Jo, fellow Guardian- AND list-lover, emailed me this morning with a link to The Observer Food Monthly's 50 best cookbooks list. Thank you. I love these sort of things, and the top 10 is, I think, interesting.
Thoughts:
There's very little Elizabeth David on the list, which I find curious given it has such a very british bent to it and only one (really?) Nigel Slater. Kitchen Diaries is, for me, the best food book ever published - beautiful words; beautiful to hold; beautiful, beautiful photographs by Jonathan Lovekin printed on (beautiful) matt paper. Farking gorgeous. Easily my number one.
Pleased to see Madhur Jaffrey make an appearance. Her Eastern Vegetarian Cooking is one of the most useful books I own. I love the Book of Jewish Food (# 3) by Claudia Roden because she offers an eloquent, sephardic, way into understanding the culture of the blokes around me, and her shakshouka is why I'll be planting lots of peppers and tomatoes in the next garden.
Deborah Madison's 'Greens' is there, but Local Flavors is, I reckon, better.
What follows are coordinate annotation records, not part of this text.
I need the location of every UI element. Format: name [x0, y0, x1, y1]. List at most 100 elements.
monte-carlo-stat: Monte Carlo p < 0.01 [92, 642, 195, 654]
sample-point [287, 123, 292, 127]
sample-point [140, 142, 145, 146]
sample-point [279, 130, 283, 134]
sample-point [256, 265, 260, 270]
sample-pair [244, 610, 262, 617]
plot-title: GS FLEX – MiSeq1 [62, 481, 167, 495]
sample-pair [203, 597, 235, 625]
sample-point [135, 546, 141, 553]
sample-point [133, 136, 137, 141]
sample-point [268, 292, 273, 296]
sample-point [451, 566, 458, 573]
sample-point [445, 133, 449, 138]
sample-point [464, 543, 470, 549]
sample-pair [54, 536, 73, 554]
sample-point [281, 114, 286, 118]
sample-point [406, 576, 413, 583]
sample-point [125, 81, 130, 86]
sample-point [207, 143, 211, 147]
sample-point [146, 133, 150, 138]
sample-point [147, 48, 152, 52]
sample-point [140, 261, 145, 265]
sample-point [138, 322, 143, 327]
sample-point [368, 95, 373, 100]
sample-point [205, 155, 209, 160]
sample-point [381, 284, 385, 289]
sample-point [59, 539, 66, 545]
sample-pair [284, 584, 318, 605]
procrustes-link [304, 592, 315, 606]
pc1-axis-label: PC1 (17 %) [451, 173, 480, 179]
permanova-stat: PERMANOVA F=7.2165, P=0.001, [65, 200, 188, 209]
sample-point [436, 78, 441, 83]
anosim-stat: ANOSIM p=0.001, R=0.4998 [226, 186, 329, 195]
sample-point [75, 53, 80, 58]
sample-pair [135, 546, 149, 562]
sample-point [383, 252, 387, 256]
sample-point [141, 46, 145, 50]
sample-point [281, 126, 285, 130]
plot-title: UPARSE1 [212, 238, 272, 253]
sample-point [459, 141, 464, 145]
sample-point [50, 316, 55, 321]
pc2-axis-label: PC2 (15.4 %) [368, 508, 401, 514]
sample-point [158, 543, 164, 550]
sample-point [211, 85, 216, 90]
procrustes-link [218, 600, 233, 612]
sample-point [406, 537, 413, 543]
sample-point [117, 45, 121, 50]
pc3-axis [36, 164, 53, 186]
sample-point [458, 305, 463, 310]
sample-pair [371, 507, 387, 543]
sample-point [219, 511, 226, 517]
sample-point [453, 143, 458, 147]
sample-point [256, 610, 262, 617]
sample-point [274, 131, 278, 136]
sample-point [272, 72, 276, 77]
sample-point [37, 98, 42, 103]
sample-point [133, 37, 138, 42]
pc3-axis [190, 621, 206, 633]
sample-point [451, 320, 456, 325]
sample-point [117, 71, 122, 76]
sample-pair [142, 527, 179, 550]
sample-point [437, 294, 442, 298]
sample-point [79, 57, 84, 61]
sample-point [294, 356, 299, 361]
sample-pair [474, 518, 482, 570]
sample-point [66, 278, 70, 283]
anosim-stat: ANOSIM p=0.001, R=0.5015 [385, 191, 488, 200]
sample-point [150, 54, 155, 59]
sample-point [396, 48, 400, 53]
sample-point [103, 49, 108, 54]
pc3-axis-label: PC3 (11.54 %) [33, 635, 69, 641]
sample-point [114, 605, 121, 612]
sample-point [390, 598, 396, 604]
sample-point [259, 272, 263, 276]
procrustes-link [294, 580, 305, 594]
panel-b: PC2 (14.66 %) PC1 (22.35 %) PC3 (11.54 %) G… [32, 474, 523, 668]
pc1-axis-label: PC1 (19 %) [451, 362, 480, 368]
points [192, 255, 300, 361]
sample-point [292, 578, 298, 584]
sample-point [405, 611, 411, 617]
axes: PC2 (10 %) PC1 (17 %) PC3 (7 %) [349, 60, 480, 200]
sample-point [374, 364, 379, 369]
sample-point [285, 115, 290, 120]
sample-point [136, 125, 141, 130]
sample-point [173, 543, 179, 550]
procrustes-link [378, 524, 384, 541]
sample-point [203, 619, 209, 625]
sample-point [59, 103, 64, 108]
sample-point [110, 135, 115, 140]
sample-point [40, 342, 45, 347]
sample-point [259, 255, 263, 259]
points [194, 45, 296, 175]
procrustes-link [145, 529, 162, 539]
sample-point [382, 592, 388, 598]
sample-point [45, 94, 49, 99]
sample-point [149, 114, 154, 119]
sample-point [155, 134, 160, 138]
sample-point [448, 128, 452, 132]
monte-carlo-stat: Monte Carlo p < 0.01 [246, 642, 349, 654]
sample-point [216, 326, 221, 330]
The Savory Way has my all-time favourite dish of zucchini cooked with cloves, crushed basil leaves and fresh, early-summer organic cream. Simmered with new garlic and super fresh corn. Jesus, it's early summer on a plate, that dish.
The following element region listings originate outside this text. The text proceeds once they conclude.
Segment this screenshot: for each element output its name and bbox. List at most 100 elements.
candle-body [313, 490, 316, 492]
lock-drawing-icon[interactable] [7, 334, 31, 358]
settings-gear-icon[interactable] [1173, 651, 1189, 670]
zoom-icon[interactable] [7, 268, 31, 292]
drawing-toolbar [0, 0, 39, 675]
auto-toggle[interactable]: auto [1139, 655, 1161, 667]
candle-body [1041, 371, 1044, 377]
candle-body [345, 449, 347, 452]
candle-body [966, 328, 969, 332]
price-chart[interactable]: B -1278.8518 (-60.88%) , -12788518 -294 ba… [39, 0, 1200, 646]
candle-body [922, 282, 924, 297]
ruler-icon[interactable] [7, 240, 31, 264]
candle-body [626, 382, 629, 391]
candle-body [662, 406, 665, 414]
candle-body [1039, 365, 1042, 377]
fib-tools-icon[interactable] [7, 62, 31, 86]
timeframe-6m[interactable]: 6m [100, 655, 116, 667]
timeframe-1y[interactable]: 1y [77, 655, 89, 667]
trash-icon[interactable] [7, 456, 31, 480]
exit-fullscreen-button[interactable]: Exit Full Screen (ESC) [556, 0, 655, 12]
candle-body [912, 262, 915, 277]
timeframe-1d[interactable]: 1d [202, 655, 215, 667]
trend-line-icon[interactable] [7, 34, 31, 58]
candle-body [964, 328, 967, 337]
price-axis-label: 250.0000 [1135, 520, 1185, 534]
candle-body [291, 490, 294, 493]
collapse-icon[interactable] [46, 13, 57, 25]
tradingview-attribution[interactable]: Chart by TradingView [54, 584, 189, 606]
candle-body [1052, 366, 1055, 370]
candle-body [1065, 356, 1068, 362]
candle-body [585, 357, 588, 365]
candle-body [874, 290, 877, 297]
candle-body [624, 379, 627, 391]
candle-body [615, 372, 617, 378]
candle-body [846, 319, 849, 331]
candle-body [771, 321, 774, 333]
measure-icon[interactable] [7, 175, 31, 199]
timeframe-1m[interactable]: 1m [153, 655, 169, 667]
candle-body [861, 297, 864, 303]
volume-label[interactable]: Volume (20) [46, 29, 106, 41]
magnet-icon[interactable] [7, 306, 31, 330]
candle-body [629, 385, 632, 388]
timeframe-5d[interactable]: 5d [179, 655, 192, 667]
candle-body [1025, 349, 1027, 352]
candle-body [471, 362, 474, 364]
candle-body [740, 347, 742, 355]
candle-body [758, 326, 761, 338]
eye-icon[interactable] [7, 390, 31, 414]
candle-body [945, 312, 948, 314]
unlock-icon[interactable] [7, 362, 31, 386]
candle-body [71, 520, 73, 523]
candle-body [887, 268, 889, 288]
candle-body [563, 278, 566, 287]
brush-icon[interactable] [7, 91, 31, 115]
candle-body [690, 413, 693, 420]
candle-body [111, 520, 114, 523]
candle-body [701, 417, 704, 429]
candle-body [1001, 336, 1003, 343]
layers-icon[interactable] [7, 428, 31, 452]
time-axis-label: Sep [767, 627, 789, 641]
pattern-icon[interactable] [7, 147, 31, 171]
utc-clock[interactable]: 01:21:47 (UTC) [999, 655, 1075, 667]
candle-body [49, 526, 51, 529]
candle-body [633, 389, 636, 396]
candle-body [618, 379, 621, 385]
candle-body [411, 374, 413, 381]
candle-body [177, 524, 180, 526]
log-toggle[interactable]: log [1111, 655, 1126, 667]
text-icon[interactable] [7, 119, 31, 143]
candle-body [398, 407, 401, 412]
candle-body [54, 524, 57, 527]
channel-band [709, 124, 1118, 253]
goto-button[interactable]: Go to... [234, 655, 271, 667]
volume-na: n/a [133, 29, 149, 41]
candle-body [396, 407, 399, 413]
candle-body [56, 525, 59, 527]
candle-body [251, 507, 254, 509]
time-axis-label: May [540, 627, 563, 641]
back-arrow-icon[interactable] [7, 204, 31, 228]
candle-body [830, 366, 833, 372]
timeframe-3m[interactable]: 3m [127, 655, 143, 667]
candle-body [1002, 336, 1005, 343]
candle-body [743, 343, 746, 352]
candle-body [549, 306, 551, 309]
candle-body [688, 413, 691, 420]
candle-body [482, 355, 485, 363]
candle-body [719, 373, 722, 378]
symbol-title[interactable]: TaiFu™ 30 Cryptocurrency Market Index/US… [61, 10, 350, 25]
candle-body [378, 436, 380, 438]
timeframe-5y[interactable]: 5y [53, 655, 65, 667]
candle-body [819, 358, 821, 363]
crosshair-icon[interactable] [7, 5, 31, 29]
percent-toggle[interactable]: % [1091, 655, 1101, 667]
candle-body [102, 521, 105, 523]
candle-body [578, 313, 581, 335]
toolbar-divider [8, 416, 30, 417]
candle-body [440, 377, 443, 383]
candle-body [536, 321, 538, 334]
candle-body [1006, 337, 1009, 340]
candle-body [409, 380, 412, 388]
Madison is the sexiest seasonal eating gets, especially if you have a garden. Olney, at # 1, means that we are living in an age of vegetable-loving and that's a very good thing in my opinion.
I love peasant food and always have.
I remember unpacking Fushia Dunlop's Sichuan Cooking in the shop and thinking, this is a keeper. Too much pork for us, but it's still a keeper. Australian David Thompson's book Thai Food came in at # 7 and is, I think, a glaring omission from my own shelf but again, I wonder how useful it is to someone who cooks neither pork or shellfish? David Tanis - a true artist - deserves to be there, but as much for the stunning photographs by Christopher Hirschimer as Tanis' lovely words.
Next on my list? An original (g'ah) 1965 copy of Len Deighton's Action Cook Book is something I want very, very badly now, and that's what a good list offers, you see. My current reading includes Kingsley Amis' Everyday Drinking which I am enjoying immensely. What are you enjoying?